In Bolivia, USAID was expelled this year from two municipalities, Chapare and El Alto, after being accused of interventionism. In September 2009, President Evo Morales announced the termination of an official agreement with USAID allowing its operations in Bolivia, based on substantial evidence documenting the agency’s funding of violent separtist groups seeking to destabilize the country.

In 2005, USAID was also expelled from Eritrea and accused of being a “neo-colonialist” agency. Ethiopia, Russia and Belarus have ordered the expulsion of USAID and its contractors during the last five years.

Development Alternatives, Inc. is one of the largest U.S. government contractors in the world. The company, with headquarters in Bethesda, MD, presently has a $50 million contract with USAID for operations in Afghanistan. In Latin America, DAI has operations and field offices in Bolivia, Brazil, Colombia, Cuba, Ecuador, El Salvador, Guatemala, Haiti, Honduras, Mexico, Nicaragua, Peru, Dominican Republic and Venezuela.
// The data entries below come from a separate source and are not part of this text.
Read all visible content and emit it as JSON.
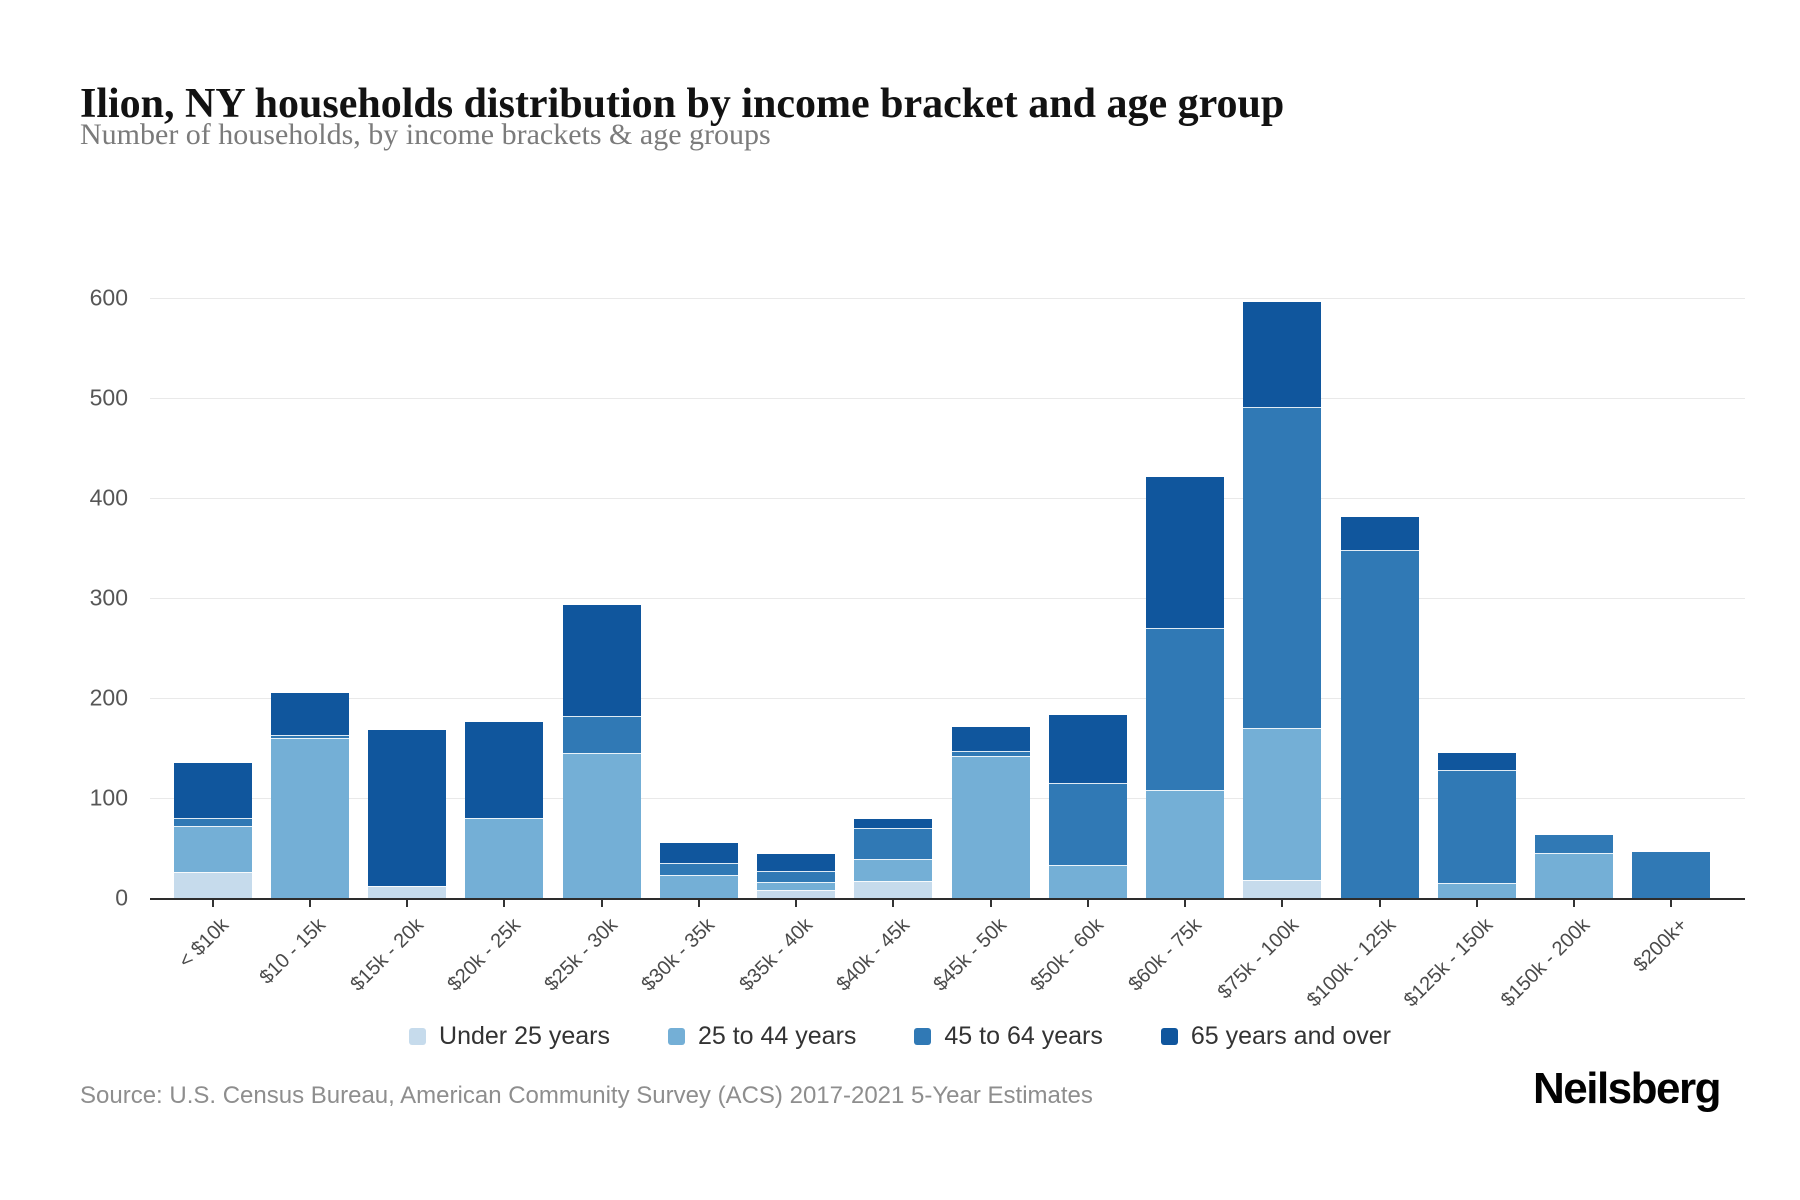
{
  "header": {
    "title": "Ilion, NY households distribution by income bracket and age group",
    "subtitle": "Number of households, by income brackets & age groups"
  },
  "chart_data": {
    "type": "bar",
    "stacked": true,
    "title": "Ilion, NY households distribution by income bracket and age group",
    "xlabel": "",
    "ylabel": "Number of households",
    "ylim": [
      0,
      600
    ],
    "ytick_step": 100,
    "grid": true,
    "legend_position": "bottom",
    "categories": [
      "< $10k",
      "$10 - 15k",
      "$15k - 20k",
      "$20k - 25k",
      "$25k - 30k",
      "$30k - 35k",
      "$35k - 40k",
      "$40k - 45k",
      "$45k - 50k",
      "$50k - 60k",
      "$60k - 75k",
      "$75k - 100k",
      "$100k - 125k",
      "$125k - 150k",
      "$150k - 200k",
      "$200k+"
    ],
    "series": [
      {
        "name": "Under 25 years",
        "color": "#c6dbec",
        "values": [
          26,
          0,
          12,
          0,
          0,
          0,
          8,
          17,
          0,
          0,
          0,
          18,
          0,
          0,
          0,
          0
        ]
      },
      {
        "name": "25 to 44 years",
        "color": "#74afd6",
        "values": [
          46,
          160,
          0,
          80,
          145,
          23,
          8,
          22,
          142,
          33,
          108,
          152,
          0,
          15,
          45,
          0
        ]
      },
      {
        "name": "45 to 64 years",
        "color": "#3079b5",
        "values": [
          8,
          3,
          0,
          0,
          37,
          12,
          11,
          31,
          5,
          82,
          162,
          321,
          348,
          113,
          18,
          46
        ]
      },
      {
        "name": "65 years and over",
        "color": "#10569d",
        "values": [
          55,
          42,
          156,
          96,
          111,
          20,
          17,
          9,
          24,
          68,
          151,
          105,
          33,
          17,
          0,
          0
        ]
      }
    ]
  },
  "footer": {
    "source": "Source: U.S. Census Bureau, American Community Survey (ACS) 2017-2021 5-Year Estimates",
    "brand": "Neilsberg"
  }
}
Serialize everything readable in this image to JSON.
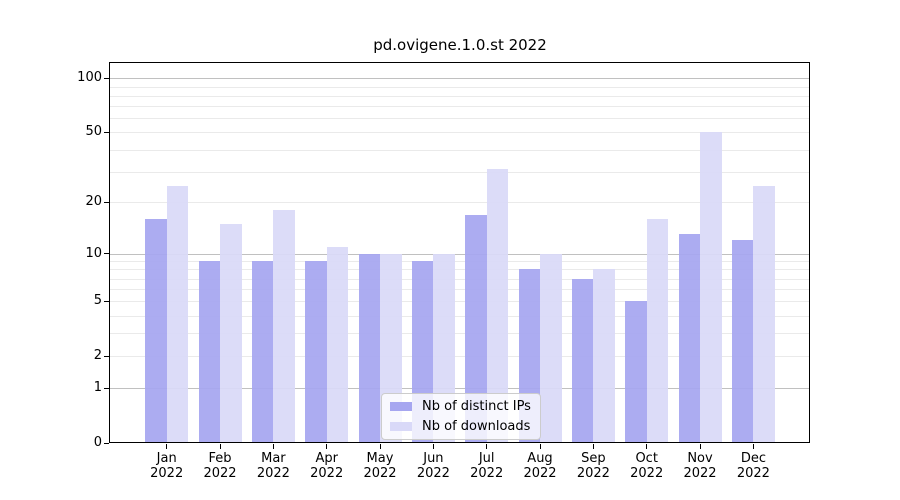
{
  "chart_data": {
    "type": "bar",
    "title": "pd.ovigene.1.0.st 2022",
    "x_months": [
      "Jan",
      "Feb",
      "Mar",
      "Apr",
      "May",
      "Jun",
      "Jul",
      "Aug",
      "Sep",
      "Oct",
      "Nov",
      "Dec"
    ],
    "x_year": "2022",
    "categories": [
      "Jan 2022",
      "Feb 2022",
      "Mar 2022",
      "Apr 2022",
      "May 2022",
      "Jun 2022",
      "Jul 2022",
      "Aug 2022",
      "Sep 2022",
      "Oct 2022",
      "Nov 2022",
      "Dec 2022"
    ],
    "series": [
      {
        "name": "Nb of distinct IPs",
        "color": "#a6a6f0",
        "values": [
          16,
          9,
          9,
          9,
          10,
          9,
          17,
          8,
          7,
          5,
          13,
          12
        ]
      },
      {
        "name": "Nb of downloads",
        "color": "#d9d9f8",
        "values": [
          25,
          15,
          18,
          11,
          10,
          10,
          31,
          10,
          8,
          16,
          50,
          25
        ]
      }
    ],
    "y_scale": "log10(value+1)",
    "y_ticks": [
      0,
      1,
      2,
      5,
      10,
      20,
      50,
      100
    ],
    "y_lim": [
      0,
      130
    ],
    "grid": true,
    "legend_position": "inside-bottom-center"
  },
  "colors": {
    "background": "#ffffff",
    "axis": "#000000",
    "major_gridline": "#c0c0c0",
    "minor_gridline": "#eaeaea",
    "legend_border": "#cccccc"
  }
}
This year, USAID/DAI’s budget in Venezuela nears $15 million USD and its programs are oriented towards strengthening opposition parties, candidates and campaigns for the 2010 legislative elections. Just two weeks ago, President Chávez also denounced the illegal presence of U.S. drone planes in Venezuelan airspace.
http://www.chavezcode.com/2009/12/cia-ag...istan.html
"The philosophers have only interpreted the world, in various ways. The point, however, is to change it." Karl Marx

"He would, wouldn't he?" Mandy Rice-Davies. When asked in court whether she knew that Lord Astor had denied having sex with her.

“I think it would be a good idea” Ghandi, when asked about Western Civilisation.
Reply
#3
Quote:This year, USAID/DAI’s budget in Venezuela nears $15 million USD and its programs are oriented towards strengthening opposition parties, candidates and campaigns for the 2010 legislative elections. Just two weeks ago, President Chávez also denounced the illegal presence of U.S. drone planes in Venezuelan airspace.

Can you imagine what kind of Holy Hell-Fire there would be in America if it was known that a foreign Government was pouring millions of dollars into guiding our electoral process?It's beyond me why other countries would accept these CIA front groups.They have only one purpose,destabalization,and regime change.
"You never change things by fighting the existing reality. To change something, build a new model that makes the existing model obsolete.”